New roof tiles fitted to a Grade I listed 15th Century manor house have been adapted to stop bats slipping off.
The National Trust has faced an interesting challenge when replacing the roof of the Grade I listed 15th Century manor house Oxburgh Hall. The roof tiles needed replacing after being cracked and damaged through wear and tear. However, it was the need to accommodate bats that required an innovative approach.
The new roof tiles were proving too slippy for the resident bats. Conservationists selected tiles that looked the same as those used on the hall over two hundred years ago. However, they had to develop a new non-slip coating for the tiles that sat within proximity to 32 new bat openings in the roof. The tiles were coated with paint mixed with sand that enables the bats to grip with their claws.

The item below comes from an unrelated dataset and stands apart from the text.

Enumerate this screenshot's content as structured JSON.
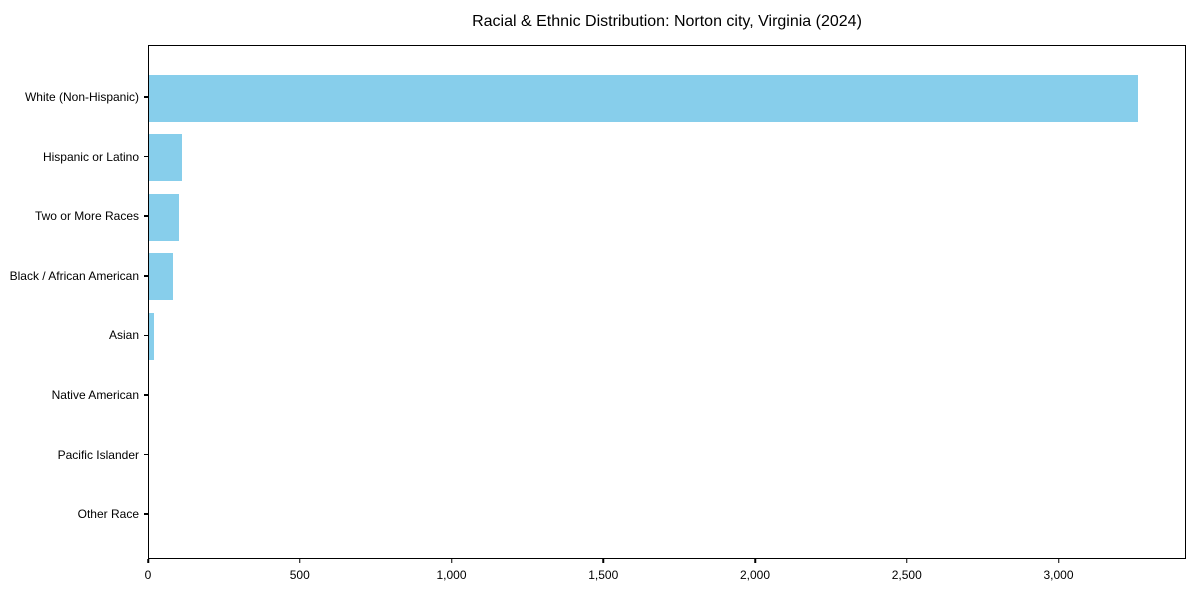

The roof is used as both day and night roosts for brown long eared and common pipistrelle bats. The team involved in the renovation work created a new roost in the nearby Bell Tower, and installed bat boxes in trees within a short distance of the property so that the bats had alternative roosting places while the repair work took place.
The repair work began when structural weakness was discovered in the roof of the hall back in 2016. One of the planning stipulations for the re-roofing work was that the National Trust protect the roosting bats.
While bats would not have come to harm from the slippery tiles, they would have been unable to use the safe roosting spaces in the roof.
The moated hall, in Oxborough near King’s Lynn, was built for Sir Edmund Bedingfeld in 1482 and has been owned by the National Trust since 1952.